Summer of ’85 | Little White Lies

Sum­mer of 85

21 Oct 2020 / Released: 23 Oct 2020

Words by Elena Lazic

Directed by François Ozon

Starring Benjamin Voisin and Félix Lefebvre

Two people on a motorcycle, man and woman wearing red tops and sunglasses, in a rural setting with green fields and blue sky.
Two people on a motorcycle, man and woman wearing red tops and sunglasses, in a rural setting with green fields and blue sky.
4

Anticipation.

A love affair between two gorgeous boys? Set in the 1980s? Yes please.

4

Enjoyment.

A strange and captivating mix of sincere emotions, passions and Rod Stewart.

4

In Retrospect.

An unassuming but potent look at the way young love bruises but forges identity.

François Ozon turns back the clock for a sun-kissed gay love sto­ry that’s shot through with tragedy.

Pro­lif­ic French auteur François Ozon is known for his strange and allur­ing cin­e­mat­ic cock­tails of sex, pas­sion and tragedy. His char­ac­ters are pushed to destruc­tive extremes of feel­ing. Sum­mer of 85 does not stray from that tra­di­tion, but cen­tring on a love affair between two young men, it might be the director’s most explic­it­ly gay film to date, which has a whole host of impli­ca­tions for the tone of the film.

The queer­ness of Ozon’s films most often shines through his mor­bid inter­est in sto­ries of straight peo­ple pushed to extremes by ideals of het­ero­nor­ma­tiv­i­ty that they fail to live up to – ideals that are thus implic­it­ly crit­i­cised and mocked, but which the direc­tor clear­ly rev­els in as the great tragedy fod­der that they are. In no way sub­tle, his films are often out­ra­geous­ly tongue-in-cheek in the way they have their cake and eat it too, squeez­ing all the pathos out of their sub­ject all the while bask­ing in the ruins.

This time Ozon focus­es on a gay love affair and his brac­ing­ly in-your-face style seems to be on the side of the pas­sion­ate lover rather than against him. Alex (Félix Lefeb­vre, whose mag­net­ic pres­ence should make him a star in no time) begins the sto­ry of a day­dream­ing yet rel­a­tive­ly down-to-earth 16-year-old obsessed with death the way many kids his age often are.

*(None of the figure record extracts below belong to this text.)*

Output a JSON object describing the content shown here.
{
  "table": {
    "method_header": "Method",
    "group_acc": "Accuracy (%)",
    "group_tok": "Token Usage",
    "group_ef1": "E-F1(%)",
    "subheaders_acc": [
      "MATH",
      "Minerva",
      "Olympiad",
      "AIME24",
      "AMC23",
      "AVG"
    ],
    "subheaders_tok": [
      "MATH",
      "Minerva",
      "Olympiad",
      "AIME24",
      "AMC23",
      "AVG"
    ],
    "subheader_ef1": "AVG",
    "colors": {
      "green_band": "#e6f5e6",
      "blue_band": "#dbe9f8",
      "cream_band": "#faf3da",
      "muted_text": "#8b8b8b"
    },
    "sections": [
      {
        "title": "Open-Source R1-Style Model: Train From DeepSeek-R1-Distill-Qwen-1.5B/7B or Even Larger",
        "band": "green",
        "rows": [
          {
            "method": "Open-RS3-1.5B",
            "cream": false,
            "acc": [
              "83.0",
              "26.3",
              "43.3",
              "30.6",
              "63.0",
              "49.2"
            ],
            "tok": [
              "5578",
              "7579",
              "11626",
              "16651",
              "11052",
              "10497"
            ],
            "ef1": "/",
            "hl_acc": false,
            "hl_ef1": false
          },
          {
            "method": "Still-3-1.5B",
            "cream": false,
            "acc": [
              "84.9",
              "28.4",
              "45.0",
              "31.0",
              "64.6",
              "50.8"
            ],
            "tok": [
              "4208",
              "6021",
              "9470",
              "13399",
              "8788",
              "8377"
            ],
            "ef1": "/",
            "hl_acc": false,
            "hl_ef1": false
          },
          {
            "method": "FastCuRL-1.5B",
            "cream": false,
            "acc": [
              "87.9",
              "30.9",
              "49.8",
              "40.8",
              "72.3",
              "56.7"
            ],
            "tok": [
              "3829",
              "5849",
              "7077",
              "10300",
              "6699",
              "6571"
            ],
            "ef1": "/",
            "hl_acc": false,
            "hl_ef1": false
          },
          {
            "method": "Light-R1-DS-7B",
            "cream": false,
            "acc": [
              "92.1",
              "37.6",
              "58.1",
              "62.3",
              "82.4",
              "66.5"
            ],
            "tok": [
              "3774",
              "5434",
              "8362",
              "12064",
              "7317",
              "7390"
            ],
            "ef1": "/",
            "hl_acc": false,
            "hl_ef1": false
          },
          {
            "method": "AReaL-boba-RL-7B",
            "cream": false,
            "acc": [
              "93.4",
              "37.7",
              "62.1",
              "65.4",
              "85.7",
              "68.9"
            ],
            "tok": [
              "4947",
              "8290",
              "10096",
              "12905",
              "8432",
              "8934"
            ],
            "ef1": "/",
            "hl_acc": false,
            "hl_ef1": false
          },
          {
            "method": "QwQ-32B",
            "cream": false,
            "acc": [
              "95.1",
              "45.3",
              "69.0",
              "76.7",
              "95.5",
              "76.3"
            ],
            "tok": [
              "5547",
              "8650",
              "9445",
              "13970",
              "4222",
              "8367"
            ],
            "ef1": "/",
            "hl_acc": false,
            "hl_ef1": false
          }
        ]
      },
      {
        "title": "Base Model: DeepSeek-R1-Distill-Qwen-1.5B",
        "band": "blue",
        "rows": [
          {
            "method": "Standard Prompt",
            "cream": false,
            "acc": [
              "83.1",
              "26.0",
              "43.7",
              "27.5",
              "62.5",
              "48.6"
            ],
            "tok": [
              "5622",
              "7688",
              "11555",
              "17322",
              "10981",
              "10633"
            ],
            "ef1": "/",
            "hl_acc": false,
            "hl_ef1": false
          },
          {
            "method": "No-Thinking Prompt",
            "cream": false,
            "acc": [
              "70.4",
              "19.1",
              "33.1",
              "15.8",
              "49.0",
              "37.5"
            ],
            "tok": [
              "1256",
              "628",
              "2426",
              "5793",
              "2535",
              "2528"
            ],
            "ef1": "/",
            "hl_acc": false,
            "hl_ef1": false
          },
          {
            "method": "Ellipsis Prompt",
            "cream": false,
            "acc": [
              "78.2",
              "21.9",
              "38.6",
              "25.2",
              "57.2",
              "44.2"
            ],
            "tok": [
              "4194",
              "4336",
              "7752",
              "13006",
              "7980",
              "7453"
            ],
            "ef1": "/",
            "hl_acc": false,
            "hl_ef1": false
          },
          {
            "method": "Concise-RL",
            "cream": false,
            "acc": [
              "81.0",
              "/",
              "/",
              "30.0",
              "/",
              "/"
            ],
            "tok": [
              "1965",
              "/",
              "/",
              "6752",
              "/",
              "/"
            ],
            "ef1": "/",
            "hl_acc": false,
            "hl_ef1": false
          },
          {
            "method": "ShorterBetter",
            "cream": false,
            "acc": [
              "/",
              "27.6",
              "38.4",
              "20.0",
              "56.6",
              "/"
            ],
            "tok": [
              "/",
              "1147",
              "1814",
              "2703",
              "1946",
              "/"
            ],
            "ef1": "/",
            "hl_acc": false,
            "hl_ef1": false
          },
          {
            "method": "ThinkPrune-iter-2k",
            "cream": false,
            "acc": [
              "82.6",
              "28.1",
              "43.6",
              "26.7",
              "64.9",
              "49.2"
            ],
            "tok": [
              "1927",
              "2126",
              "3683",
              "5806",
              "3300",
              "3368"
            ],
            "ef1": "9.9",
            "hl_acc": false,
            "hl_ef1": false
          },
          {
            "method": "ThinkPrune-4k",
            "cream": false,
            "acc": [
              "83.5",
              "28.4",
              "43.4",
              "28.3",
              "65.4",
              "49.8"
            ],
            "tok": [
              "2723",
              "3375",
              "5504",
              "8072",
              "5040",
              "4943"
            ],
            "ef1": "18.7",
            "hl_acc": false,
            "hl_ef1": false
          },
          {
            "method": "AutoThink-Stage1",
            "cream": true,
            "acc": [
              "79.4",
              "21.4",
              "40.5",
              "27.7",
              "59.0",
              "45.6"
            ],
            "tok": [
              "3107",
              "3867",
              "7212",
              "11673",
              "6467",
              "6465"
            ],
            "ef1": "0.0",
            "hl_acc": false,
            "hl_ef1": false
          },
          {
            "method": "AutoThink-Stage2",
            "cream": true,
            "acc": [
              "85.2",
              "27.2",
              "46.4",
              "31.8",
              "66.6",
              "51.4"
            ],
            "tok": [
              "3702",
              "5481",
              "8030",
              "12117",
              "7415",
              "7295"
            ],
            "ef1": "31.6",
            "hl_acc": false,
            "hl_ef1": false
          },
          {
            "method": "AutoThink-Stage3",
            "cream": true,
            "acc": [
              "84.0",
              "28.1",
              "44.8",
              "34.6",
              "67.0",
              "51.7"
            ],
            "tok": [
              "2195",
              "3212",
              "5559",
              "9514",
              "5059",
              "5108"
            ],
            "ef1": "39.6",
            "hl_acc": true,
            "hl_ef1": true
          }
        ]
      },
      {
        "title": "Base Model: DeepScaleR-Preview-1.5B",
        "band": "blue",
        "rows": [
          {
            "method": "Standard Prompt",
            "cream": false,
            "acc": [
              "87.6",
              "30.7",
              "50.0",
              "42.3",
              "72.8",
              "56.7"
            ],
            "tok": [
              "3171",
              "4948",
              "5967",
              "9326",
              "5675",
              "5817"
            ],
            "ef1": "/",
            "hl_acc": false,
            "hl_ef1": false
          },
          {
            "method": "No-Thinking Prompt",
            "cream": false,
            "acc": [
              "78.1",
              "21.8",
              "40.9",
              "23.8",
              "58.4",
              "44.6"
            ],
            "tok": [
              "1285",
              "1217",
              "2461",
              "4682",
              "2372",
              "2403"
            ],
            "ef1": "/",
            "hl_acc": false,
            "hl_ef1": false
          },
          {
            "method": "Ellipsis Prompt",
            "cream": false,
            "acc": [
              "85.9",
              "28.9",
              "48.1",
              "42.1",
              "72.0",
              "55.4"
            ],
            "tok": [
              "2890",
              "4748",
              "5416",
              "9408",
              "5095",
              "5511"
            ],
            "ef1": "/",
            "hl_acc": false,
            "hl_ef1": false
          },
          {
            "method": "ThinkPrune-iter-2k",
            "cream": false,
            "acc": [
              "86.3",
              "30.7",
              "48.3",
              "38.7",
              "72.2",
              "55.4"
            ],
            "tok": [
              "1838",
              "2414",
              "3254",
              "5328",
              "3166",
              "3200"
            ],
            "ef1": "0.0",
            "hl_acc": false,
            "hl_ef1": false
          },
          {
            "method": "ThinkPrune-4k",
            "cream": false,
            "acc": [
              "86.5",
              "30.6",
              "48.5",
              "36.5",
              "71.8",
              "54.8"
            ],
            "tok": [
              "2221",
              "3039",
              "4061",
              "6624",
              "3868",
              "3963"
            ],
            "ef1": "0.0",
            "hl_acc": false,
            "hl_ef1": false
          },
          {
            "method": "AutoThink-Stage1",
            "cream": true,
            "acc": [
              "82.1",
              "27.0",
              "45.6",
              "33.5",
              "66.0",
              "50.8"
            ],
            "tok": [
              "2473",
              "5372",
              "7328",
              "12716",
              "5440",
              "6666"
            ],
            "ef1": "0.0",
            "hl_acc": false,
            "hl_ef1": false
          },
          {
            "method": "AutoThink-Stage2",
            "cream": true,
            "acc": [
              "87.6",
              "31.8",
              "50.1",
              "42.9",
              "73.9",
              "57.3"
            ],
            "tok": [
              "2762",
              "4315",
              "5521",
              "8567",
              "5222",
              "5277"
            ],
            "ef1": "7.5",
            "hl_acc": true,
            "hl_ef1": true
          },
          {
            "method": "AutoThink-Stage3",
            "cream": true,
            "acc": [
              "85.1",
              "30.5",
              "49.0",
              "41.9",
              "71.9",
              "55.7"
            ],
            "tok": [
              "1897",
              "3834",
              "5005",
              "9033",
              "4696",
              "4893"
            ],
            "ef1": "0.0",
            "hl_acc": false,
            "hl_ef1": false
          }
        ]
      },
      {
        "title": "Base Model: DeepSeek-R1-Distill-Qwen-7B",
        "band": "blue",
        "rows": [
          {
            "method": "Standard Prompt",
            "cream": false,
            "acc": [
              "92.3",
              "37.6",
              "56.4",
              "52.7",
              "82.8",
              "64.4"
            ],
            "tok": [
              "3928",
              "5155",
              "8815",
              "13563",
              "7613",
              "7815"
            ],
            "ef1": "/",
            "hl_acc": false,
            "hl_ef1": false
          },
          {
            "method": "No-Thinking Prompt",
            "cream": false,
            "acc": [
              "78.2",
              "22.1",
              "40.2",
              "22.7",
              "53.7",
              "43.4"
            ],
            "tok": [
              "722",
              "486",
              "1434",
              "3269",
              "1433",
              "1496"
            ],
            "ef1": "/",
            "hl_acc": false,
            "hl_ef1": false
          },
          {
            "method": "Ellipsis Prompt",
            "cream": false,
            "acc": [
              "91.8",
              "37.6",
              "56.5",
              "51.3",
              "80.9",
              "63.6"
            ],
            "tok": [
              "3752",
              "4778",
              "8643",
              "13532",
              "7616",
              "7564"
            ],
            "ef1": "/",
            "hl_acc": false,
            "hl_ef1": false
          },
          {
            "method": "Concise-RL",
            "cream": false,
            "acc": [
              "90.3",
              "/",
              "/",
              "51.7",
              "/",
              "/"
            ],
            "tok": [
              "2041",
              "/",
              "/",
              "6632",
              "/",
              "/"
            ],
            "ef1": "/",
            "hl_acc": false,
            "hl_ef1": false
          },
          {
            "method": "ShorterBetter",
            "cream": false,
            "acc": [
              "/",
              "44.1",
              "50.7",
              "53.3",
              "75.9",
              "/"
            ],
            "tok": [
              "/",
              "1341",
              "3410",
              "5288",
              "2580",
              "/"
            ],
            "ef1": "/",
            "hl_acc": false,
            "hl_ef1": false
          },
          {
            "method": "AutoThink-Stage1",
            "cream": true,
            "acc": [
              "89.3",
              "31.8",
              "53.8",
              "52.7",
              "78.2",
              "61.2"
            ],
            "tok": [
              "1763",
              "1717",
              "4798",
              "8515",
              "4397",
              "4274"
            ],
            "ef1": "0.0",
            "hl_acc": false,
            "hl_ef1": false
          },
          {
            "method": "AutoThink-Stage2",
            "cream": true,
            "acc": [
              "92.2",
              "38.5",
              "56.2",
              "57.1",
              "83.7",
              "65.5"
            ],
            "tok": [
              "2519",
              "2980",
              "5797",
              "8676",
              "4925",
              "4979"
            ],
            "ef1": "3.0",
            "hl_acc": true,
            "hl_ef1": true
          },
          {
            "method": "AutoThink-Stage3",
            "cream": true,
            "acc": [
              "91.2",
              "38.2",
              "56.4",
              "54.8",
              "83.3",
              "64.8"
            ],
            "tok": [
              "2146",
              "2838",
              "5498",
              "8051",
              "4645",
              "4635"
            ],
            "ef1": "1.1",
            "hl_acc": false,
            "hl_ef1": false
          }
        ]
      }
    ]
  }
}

When he is res­cued from poten­tial­ly drown­ing by David (Ben­jamin Voisin), a con­fi­dent and charis­mat­ic 18-year-old, Alex is drawn into the young man’s world almost against his will: David invites him home, where his exceed­ing­ly sweet moth­er (Vale­ria Bruni Tedeschi) gives him a bath, dries his clothes and offers him a meal. How could he say no?

As David makes grand state­ments about the two boys’ friend­ship, despite the fact that they’ve only just met, Alex is ini­tial­ly con­fused and sur­prised. But he soon gets a taste for the uncon­di­tion­al and unbri­dled affec­tion placed on him by David and his moth­er, and it isn’t long before he comes to expect and rely on his new friend’s atten­tion – with dis­as­trous and trag­ic consequences.

Alex loves the way young and inex­pe­ri­enced teenagers often do, but rather than mock or chas­tise him, the film quite remark­ably man­ages to do jus­tice to his feel­ings and desires, all the while por­tray­ing them for the dan­ger­ous delu­sions they are. This is in large part due to the fact that Alex him­self is telling us his own sto­ry, racked with guilt and regret, reflect­ing on what went wrong while sit­ting on a court bench, hand­cuffed for a crime only revealed lat­er on in the film.

But Ozon and cin­e­matog­ra­ph­er Hichame Alaouie also side with the young man, bring­ing his can­did and roman­tic vision to life via bright, pas­tel colours, redo­lent of the roman­tic hues of the 1980s French sea­side all around him.

Ozon’s inter­ests find their mir­ror in Alex’s own, and the director’s unsub­tle, some­times heavy-hand­ed style is per­fect­ly at home re-telling the young man’s sto­ry. The intense per­for­mances, the almost oth­er­world­ly beau­ty of the cast and set­ting, the blunt­ness of some of the dia­logue and the fact that Rod Stewart’s Sail­ing’ fea­ture so promi­nent­ly all make sense in the con­text of a cre­ative teenager’s own rec­ol­lec­tion of his doomed first love.

That is why, as over-the-top and broad as it some­times is, Sum­mer of 85 is also one of Ozon’s most mov­ing films to date.